A gente sabe muito bem que o povo negro brasileiro tem sido massacrado, perseguido, espoliado. Por exemplo, a situação da mulher negra. A situação da mulher negra hoje não é diferente do passado, da época da escravidão.A mulher negra ela é objeto de dois tipos de desigualdades, que fazem dela o setor mais inferiorizado da nossa sociedade brasileira. Como trabalhadora, por exemplo, a mulher negra continua a desempenhar as funções modernizadas da escrava do leito, da mucama e da escrava de ganho. Como mãe e como companheira, a gente sabe que a mulher negra continua aí, sozinha, batalhando o sustento dos seus filhos, enquanto o seu companheiro é objeto da violência policial, ou está morto, ou está na prisão, ou está desempregado e é vítima do alcoolismo.”

 

O elenco reúne ainda Babu Santana, Barbara Reis, Taís Araujo, Izak Dahora, Guilherme Silva, Tatiana Tibúrcio, Bukassa Kabengele, Aline Deluna, Reinaldo Junior, Olívia Araújo, Ailton Graça, Silvio Guindane, Fabrício Boliveira, Naruna Costa, Tulanih Pereira, Flávio Bauraqui, Valdineia Soriano, Angelo Flavio, Ivy Souza, Heloísa Jorge e Samuel Melo e Valdineia Soriano.

Vale a pena ser visto.
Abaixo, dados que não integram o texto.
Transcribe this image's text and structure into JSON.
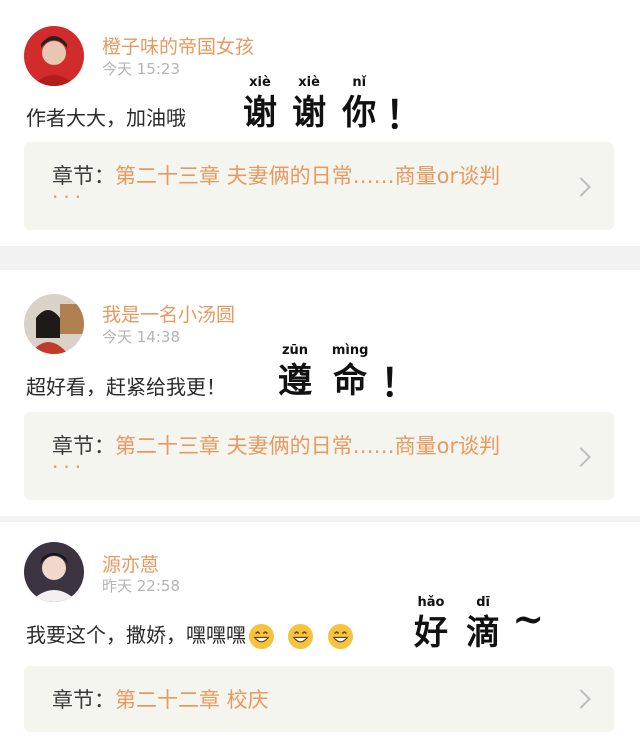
{
  "comments": [
    {
      "username": "橙子味的帝国女孩",
      "time": "今天 15:23",
      "text": "作者大大，加油哦",
      "reply": {
        "chars": [
          {
            "hanzi": "谢",
            "pinyin": "xiè"
          },
          {
            "hanzi": "谢",
            "pinyin": "xiè"
          },
          {
            "hanzi": "你",
            "pinyin": "nǐ"
          }
        ],
        "mark": "！"
      },
      "chapter": {
        "label": "章节：",
        "title": "第二十三章 夫妻俩的日常……商量or谈判",
        "ellipsis": "···"
      }
    },
    {
      "username": "我是一名小汤圆",
      "time": "今天 14:38",
      "text": "超好看，赶紧给我更！",
      "reply": {
        "chars": [
          {
            "hanzi": "遵",
            "pinyin": "zūn"
          },
          {
            "hanzi": "命",
            "pinyin": "mìng"
          }
        ],
        "mark": "！"
      },
      "chapter": {
        "label": "章节：",
        "title": "第二十三章 夫妻俩的日常……商量or谈判",
        "ellipsis": "···"
      }
    },
    {
      "username": "源亦蒽",
      "time": "昨天 22:58",
      "text": "我要这个，撒娇，嘿嘿嘿",
      "emojis": [
        "grinning-face-emoji",
        "grinning-face-emoji",
        "grinning-face-emoji"
      ],
      "reply": {
        "chars": [
          {
            "hanzi": "好",
            "pinyin": "hǎo"
          },
          {
            "hanzi": "滴",
            "pinyin": "dī"
          }
        ],
        "mark": "~"
      },
      "chapter": {
        "label": "章节：",
        "title": "第二十二章 校庆"
      }
    }
  ],
  "colors": {
    "username": "#e79a60",
    "chapter_title": "#e79a60",
    "time": "#b4b4b4",
    "chapter_bg": "#f5f5ef",
    "divider": "#f2f2f2"
  },
  "icons": [
    "avatar-photo",
    "grinning-face-emoji",
    "chevron-right-icon"
  ]
}
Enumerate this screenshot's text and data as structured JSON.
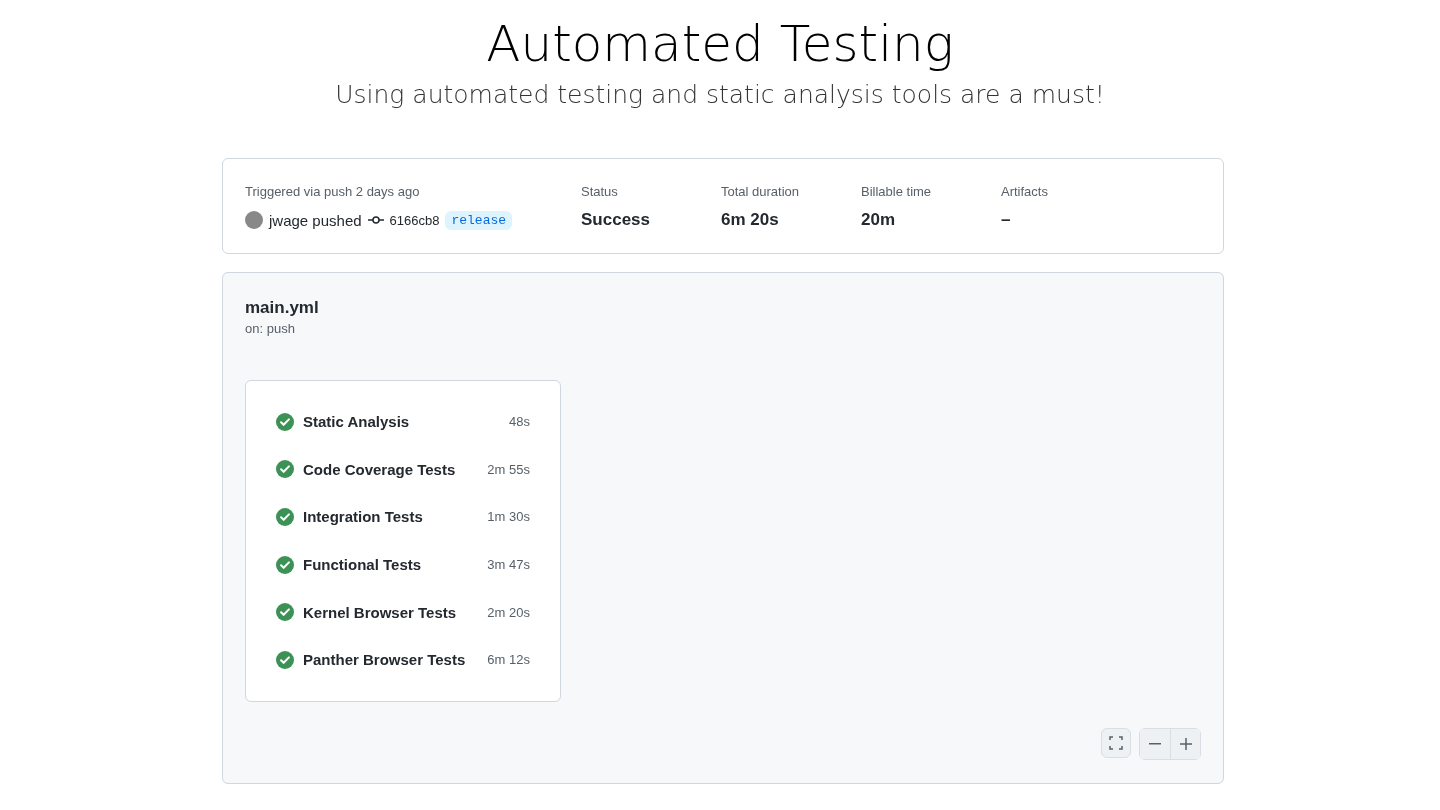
{
  "slide": {
    "title": "Automated Testing",
    "subtitle": "Using automated testing and static analysis tools are a must!"
  },
  "summary": {
    "trigger": "Triggered via push 2 days ago",
    "actor": "jwage",
    "action": "pushed",
    "commit": "6166cb8",
    "branch": "release",
    "stats": [
      {
        "label": "Status",
        "value": "Success"
      },
      {
        "label": "Total duration",
        "value": "6m 20s"
      },
      {
        "label": "Billable time",
        "value": "20m"
      },
      {
        "label": "Artifacts",
        "value": "–"
      }
    ]
  },
  "workflow": {
    "name": "main.yml",
    "trigger": "on: push",
    "jobs": [
      {
        "name": "Static Analysis",
        "duration": "48s",
        "kind": "success"
      },
      {
        "name": "Code Coverage Tests",
        "duration": "2m 55s",
        "kind": "success"
      },
      {
        "name": "Integration Tests",
        "duration": "1m 30s",
        "kind": "success"
      },
      {
        "name": "Functional Tests",
        "duration": "3m 47s",
        "kind": "success"
      },
      {
        "name": "Kernel Browser Tests",
        "duration": "2m 20s",
        "kind": "success"
      },
      {
        "name": "Panther Browser Tests",
        "duration": "6m 12s",
        "kind": "success"
      }
    ]
  }
}
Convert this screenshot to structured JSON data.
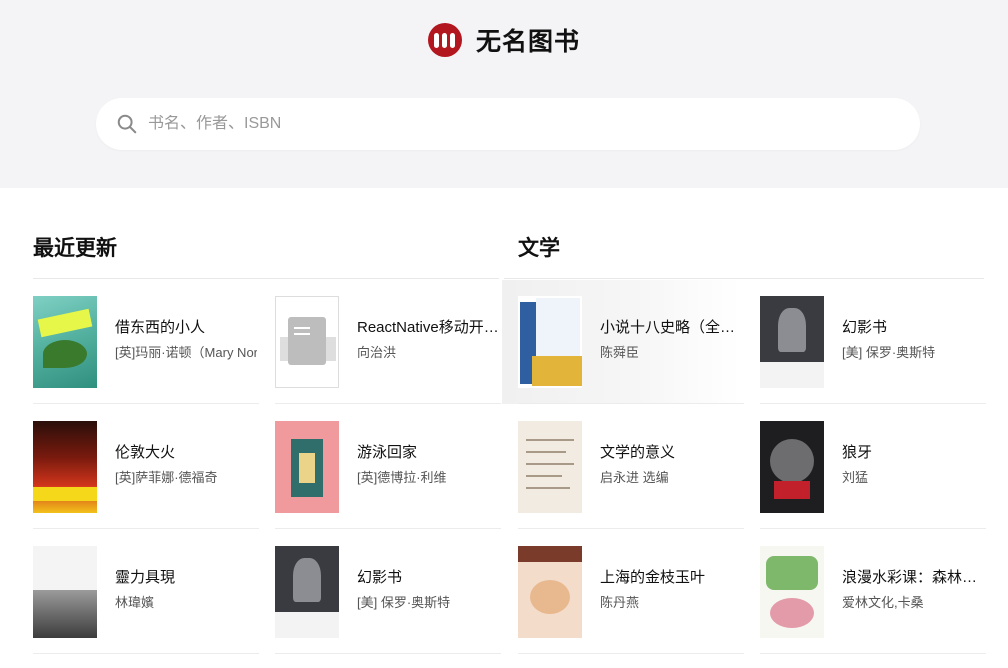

Mais: vale ser apreciado como um avanço dos esforços do audiovisual para dar mais representatividade aos negros, tão mal refletidos na tela, esforço este que veio respaldado pela demonstração de que a publicidade também pretende acompanhar esse movimento, amém. A Boticário não só patrocinou “Falas Negras”, como trouxe filme que convida as crianças negras a se verem na tela.

Não faz tanto tempo assim, um famoso publicitário disse que “o público” não gostava de ver negro em propaganda. E não falou isso às escondidas ou ao pé do ouvido de alguém. Disse bem diante das câmeras, microfonado, com plena convicção de que proferia uma grande verdade. Estamos longe da tela ideal, ainda tão desigual quanto na vida real, mas podemos dizer que avançamos alguns passos.